Il m’a semblé qu’il penchait finalement pour l’unicité
du concept, à défaut de l’unification du champ.
Qu’il y ait des symptômes est, par contre, absolument évident,
il suffit d’entendre dans leur diversité les plaintes qui nous
parviennent. La question, toutefois, est de savoir si ces symptômes, résultant
de structures éventuellement différentes, ont des fonctions comparables
ou, au contraire, distinctes et absolument irréductibles. Le terme de
« symptôme », au sens promu par la psychanalyse, peut-il être
étendu, sans subversion conceptuelle, au-delà de la névrose
? Peut-on dire d’un scénario pervers, par exemple, ou d’un
délire, ou d’une hallucination que ce sont des symptômes
? La réponse ne va pas de soi. La diversité des symptômes
ne trouverait son unité structurale qu’à s’encadrer
dans la névrose. Le modèle en serait l’acte manqué,
entendu au sens large.
Quant à elles, les formes de jouissance, à moins de les rendre coextensives à la notion de symptôme, ce qui est certainement abusif, excèdent manifestement le cadre névrotique. C’est ce qu’attestent les perversions.
De ces quelques considérations initiales il résulte que symptôme et jouissance ne sont pas des concepts de même niveau. D’abord pour une raison clinique, sans doute trompeuse structuralement mais phénoménalement incontestable, qui montre un chiasme : qu’un névrosé puisse jouir ne saute pas aux yeux, ni davantage qu’un pervers puisse souffrir. Une seconde raison, plus profonde, me semble s’imposer. La (ou les) jouissance(s) ne doit-elle pas se concevoir de manière plus principielle et, du coup, trans-structurale que le (voire les) symptôme(s) ? Pour aiguiser la question, je la formulerai comme ceci : Y aurait-il un principe de jouissance, au-delà du principe de plaisir ? Freud ne l’a jamais dénommé comme tel mais toute sa construction l’appelle. Jusqu’où ce principe de jouissance serait-il à rapprocher de la « pulsion de mort » ? En serait-il purement et simplement synonyme ? On pourrait le penser et certaines formes cliniques y inclinent, surtout dans le registre des addictions.
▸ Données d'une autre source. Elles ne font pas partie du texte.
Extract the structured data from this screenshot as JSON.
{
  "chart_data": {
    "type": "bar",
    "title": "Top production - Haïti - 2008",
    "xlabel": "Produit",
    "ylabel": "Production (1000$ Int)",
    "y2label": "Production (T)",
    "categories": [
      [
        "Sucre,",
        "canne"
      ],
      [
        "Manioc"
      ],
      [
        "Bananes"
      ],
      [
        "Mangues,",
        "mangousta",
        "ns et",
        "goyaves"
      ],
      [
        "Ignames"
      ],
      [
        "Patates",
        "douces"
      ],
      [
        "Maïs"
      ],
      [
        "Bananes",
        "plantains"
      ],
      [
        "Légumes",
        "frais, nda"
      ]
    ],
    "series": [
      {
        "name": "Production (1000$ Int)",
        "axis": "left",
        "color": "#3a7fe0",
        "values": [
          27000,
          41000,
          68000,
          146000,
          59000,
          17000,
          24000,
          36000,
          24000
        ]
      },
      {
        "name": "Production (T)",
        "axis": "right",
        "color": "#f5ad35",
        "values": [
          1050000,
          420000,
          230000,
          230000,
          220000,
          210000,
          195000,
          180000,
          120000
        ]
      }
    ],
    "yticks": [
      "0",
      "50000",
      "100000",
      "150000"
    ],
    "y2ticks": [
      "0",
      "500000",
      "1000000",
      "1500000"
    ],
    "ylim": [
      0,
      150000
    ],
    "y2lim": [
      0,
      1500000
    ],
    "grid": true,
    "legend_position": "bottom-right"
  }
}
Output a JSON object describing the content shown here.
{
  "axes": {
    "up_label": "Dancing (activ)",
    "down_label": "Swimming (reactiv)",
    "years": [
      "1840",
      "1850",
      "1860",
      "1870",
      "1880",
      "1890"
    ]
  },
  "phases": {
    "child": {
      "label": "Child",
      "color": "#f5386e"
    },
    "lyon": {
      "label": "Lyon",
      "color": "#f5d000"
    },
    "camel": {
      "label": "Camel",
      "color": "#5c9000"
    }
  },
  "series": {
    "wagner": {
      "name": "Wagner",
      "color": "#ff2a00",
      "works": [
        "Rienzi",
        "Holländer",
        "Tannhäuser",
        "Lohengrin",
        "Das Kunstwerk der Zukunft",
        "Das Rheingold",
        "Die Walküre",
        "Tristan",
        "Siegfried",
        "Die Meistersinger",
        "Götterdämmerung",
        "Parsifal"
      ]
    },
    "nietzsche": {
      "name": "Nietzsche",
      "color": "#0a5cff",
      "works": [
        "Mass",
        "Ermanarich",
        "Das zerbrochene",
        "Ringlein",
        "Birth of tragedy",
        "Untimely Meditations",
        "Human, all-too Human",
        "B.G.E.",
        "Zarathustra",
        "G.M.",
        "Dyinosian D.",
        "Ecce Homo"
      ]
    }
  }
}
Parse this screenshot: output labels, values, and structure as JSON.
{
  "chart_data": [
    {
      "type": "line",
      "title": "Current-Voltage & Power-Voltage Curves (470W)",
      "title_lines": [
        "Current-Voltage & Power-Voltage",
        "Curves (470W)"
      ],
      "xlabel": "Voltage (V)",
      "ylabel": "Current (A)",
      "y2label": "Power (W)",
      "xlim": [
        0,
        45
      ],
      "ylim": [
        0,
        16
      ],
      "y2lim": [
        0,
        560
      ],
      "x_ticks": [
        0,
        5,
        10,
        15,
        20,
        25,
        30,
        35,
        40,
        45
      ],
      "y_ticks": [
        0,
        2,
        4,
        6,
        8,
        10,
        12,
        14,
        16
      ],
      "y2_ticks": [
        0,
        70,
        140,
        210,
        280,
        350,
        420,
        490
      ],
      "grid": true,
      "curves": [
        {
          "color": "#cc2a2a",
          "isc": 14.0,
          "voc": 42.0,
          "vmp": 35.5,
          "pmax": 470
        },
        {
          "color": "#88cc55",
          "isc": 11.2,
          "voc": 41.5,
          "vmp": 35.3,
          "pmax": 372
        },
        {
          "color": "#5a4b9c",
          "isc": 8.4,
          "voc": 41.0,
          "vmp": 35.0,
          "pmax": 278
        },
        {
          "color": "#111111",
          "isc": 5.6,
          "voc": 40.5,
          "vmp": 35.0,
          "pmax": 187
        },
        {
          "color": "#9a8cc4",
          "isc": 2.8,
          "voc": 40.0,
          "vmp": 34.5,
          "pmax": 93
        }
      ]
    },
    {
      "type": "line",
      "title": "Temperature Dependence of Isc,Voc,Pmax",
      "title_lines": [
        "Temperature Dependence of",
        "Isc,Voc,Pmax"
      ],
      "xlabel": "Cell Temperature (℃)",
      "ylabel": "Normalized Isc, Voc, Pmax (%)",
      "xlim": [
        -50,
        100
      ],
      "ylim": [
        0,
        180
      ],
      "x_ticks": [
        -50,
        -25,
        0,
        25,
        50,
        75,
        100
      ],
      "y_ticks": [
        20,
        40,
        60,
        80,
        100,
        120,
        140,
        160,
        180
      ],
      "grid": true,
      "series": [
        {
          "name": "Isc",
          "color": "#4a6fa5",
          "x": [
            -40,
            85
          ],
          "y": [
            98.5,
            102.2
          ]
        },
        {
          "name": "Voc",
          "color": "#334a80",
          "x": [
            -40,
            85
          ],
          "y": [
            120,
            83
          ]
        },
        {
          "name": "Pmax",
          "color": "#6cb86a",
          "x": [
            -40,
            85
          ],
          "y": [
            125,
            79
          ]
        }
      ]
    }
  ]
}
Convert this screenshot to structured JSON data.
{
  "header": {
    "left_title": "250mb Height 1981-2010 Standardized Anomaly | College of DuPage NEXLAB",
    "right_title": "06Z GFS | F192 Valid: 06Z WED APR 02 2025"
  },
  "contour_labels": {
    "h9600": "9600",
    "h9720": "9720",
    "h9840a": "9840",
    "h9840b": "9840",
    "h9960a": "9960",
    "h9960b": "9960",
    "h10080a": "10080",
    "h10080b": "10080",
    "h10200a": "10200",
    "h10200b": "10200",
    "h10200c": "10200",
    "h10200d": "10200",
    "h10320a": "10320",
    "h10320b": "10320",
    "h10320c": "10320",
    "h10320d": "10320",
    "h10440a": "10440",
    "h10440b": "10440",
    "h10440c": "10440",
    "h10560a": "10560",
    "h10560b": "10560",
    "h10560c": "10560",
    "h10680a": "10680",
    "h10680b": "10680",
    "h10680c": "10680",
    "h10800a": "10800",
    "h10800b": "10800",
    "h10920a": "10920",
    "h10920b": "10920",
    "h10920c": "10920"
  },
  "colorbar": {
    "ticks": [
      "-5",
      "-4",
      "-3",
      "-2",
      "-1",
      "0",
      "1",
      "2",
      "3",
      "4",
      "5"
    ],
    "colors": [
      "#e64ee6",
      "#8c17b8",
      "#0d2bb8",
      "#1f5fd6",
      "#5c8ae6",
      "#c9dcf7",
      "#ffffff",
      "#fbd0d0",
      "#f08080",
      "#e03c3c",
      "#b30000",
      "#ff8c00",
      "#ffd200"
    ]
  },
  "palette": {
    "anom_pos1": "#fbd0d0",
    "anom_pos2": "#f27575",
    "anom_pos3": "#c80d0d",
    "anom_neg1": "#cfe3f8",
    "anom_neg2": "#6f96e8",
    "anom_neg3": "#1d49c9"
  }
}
Cependant, lorsque nous parlons de jouissance phallique, et même de jouissance Autre, nous n’entendons pas par là, me semble-t-il, une pure culture de la pulsion de mort. Ces jouissances, aussi transgressives soient-elles (et c’est pourquoi elles s’appellent jouissances, au-delà du clavier bien tempéré du plaisir, au-delà de l’économie des biens) incluent tel un ressort interne un rapport au manque (même Sade, convient Lacan, noue le désir à la Loi). On pourrait peut-être dire que dans la pulsion de mort ce ressort a sauté. Mais ce serait alors envisager celle-ci non pas comme appétence pour la mort mais comme mort réelle, ce qui est une idée limite et proprement impensable. Or ce qu’on peut appeler pulsion de mort est plutôt haine ou lassitude de la vie, de l’incomplétude qu’elle comporte. Paradoxalement, dans un acte suicidaire et meurtrier en même temps, elle retourne la vie contre elle-même pour en finir avec le manque. Manque du manque, a pu dire Lacan de l’angoisse. Désir de non-désir, doit-on dire de la pulsion de mort (je reprends l’expression à Piera Aulagnier). C’est à cet horizon que jouissance et pulsion de mort se rejoignent. Absolutisme de la perte dans un ultime orgasme de la vie, quel paradoxe mais aussi quelle vérité quand celle-ci ne consent pas à la nécessité de son mi-dire. Le geste luciférien se réitère chaque jour dans les actes terroristes ou mélancoliques.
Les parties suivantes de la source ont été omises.